7. Competing interpretations and why they matter

Supporters argue the accounts are politically motivated or inaccurate; critics argue the remarks — if accurately reported — reveal what Trump values in leaders (loyalty above other norms). News outlets present both positions: the reporting outlets cite Kelly and other officials to substantiate the claim [1] [7], while campaign statements and some Republican figures reject the reports and question motives [4] [5]. The political stakes are explicit: opponents use the quotes to warn of fascist tendencies, while allies frame the reports as partisan attacks [2] [4].
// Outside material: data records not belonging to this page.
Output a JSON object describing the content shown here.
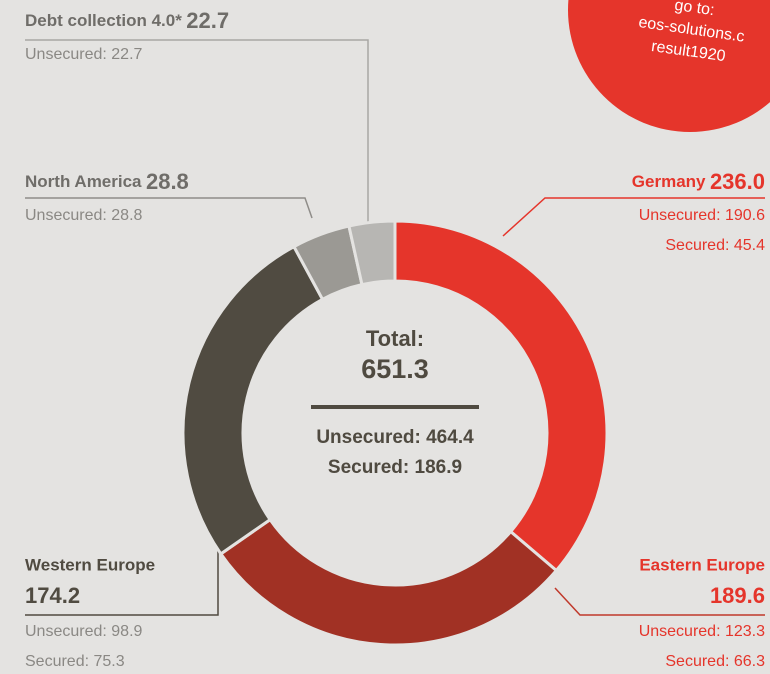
{
  "chart_data": {
    "type": "donut",
    "categories": [
      "Germany",
      "Eastern Europe",
      "Western Europe",
      "North America",
      "Debt collection 4.0*"
    ],
    "values": [
      236.0,
      189.6,
      174.2,
      28.8,
      22.7
    ],
    "value_labels": [
      "236.0",
      "189.6",
      "174.2",
      "28.8",
      "22.7"
    ],
    "colors": [
      "#e5352b",
      "#a13124",
      "#504b41",
      "#9b9994",
      "#b7b6b3"
    ],
    "details": [
      [
        "Unsecured: 190.6",
        "Secured: 45.4"
      ],
      [
        "Unsecured: 123.3",
        "Secured: 66.3"
      ],
      [
        "Unsecured: 98.9",
        "Secured: 75.3"
      ],
      [
        "Unsecured: 28.8"
      ],
      [
        "Unsecured: 22.7"
      ]
    ],
    "center": {
      "title": "Total:",
      "total": "651.3",
      "lines": [
        "Unsecured: 464.4",
        "Secured: 186.9"
      ]
    },
    "annotation": [
      "go to:",
      "eos-solutions.c",
      "result1920"
    ]
  }
}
8. Bottom line for readers

The specific quoted lines — “I need the kind of generals that Hitler had” and “Hitler did some good things, too” — appear repeatedly in mainstream reporting grounded in former officials’ recollections and book journalism [1] [3] [7]. The Trump campaign denies the remarks and political actors dispute their meaning. The public record includes consistent secondhand reporting but does not, in the sources provided, point to a contemporaneous public recording or direct transcript of Trump speaking those exact words [1] [3] [7].